One way to value something is by its replacement cost. Appraisers and insurers often use the cost to replace an investment as a baseline of value. In analyzing the silver market, one way to value silver is by measuring the real cost of producing an ounce of silver. This value does not include any premium from investment demand or industrial demand, but it provides a pricing floor because companies don't stay in business for long by losing money.
With the price of silver near its highs this decade and far from its bottom of $3, it would be easy to assume that miners are highly profitable. Considering first quarter earnings from the top four pure silver miners (PAAS, CDE, HL, SVM - excluding SLW because it doesn't mine, and SSRI because it's arguably an explorer), just how much are they earning from these high silver prices?
|Company||Earnings||Silver Produced||Breakeven Silver Price|
|PAAS||$19.1 million||5.5 million ounces||$3.47 below spot|
|CDE||-$8 million||1.3 million ounces||$6.15 above spot|
|HL||$18.4 million||2.5 million ounces||$7.36 below spot|
|SVM||$9.8 million||1.08 million ounces||$9.07 below spot|
|Total||$39.3 million||10.38 million ounces||$4.33 below spot|
The average realized sales price of the silver sold was around $16.90. Averaging the earnings and production from all four companies, the breakeven spot price of silver was $12.57. However, it should also be noted that the majority of these earnings did not actually come from silver production, but the byproduct sales of base metals. Silvercorp (NYSE:SVM) recorded a negative silver cash cost of $4.61 per ounce, and Helca (NYSE:HL) recorded a negative silver cash cost of $3.03 per ounce. Without sales of other metals, many of the worlds silver mines would be still unprofitable at these prices.
Miners often provide financial figures that sound too good to be true. For example, Pan American Silver's cash cost per ounce of silver net of byproduct credits was only $4.35. While this sounds fantastic, it doesn't include many other fixed and variable business costs such as infrastructure, maintenance and exploration that is vital to replace consumed resources over time.

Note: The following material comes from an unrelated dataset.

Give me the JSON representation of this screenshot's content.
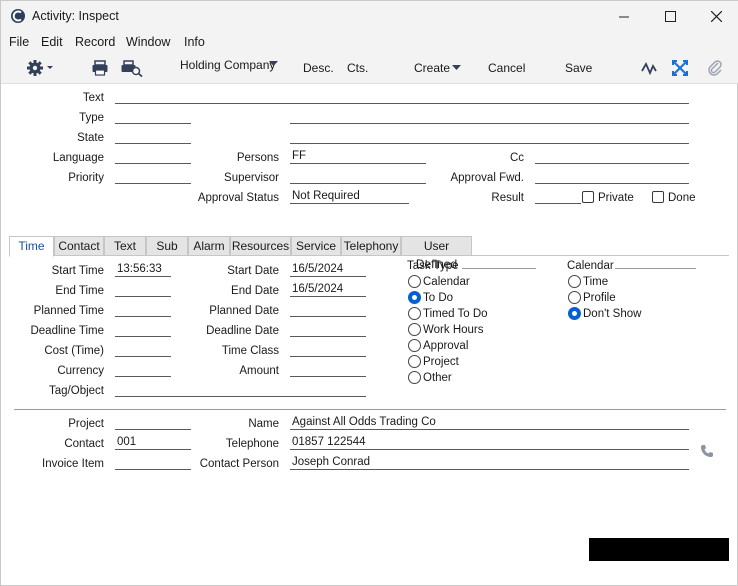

While these mining companies have excellent potential and leverage to the silver price, their financial statements also provide a window into just how profitable they will be at lower silver prices. A 30 percent decline would render the industry unprofitable, and if prices fell further mining production would be delayed or canceled. In addition, if energy and water prices spike, or if wages rise, a similar outcome could occur. Despite rising 500% percent in the last 10 years, the price of silver is scraping its own floor.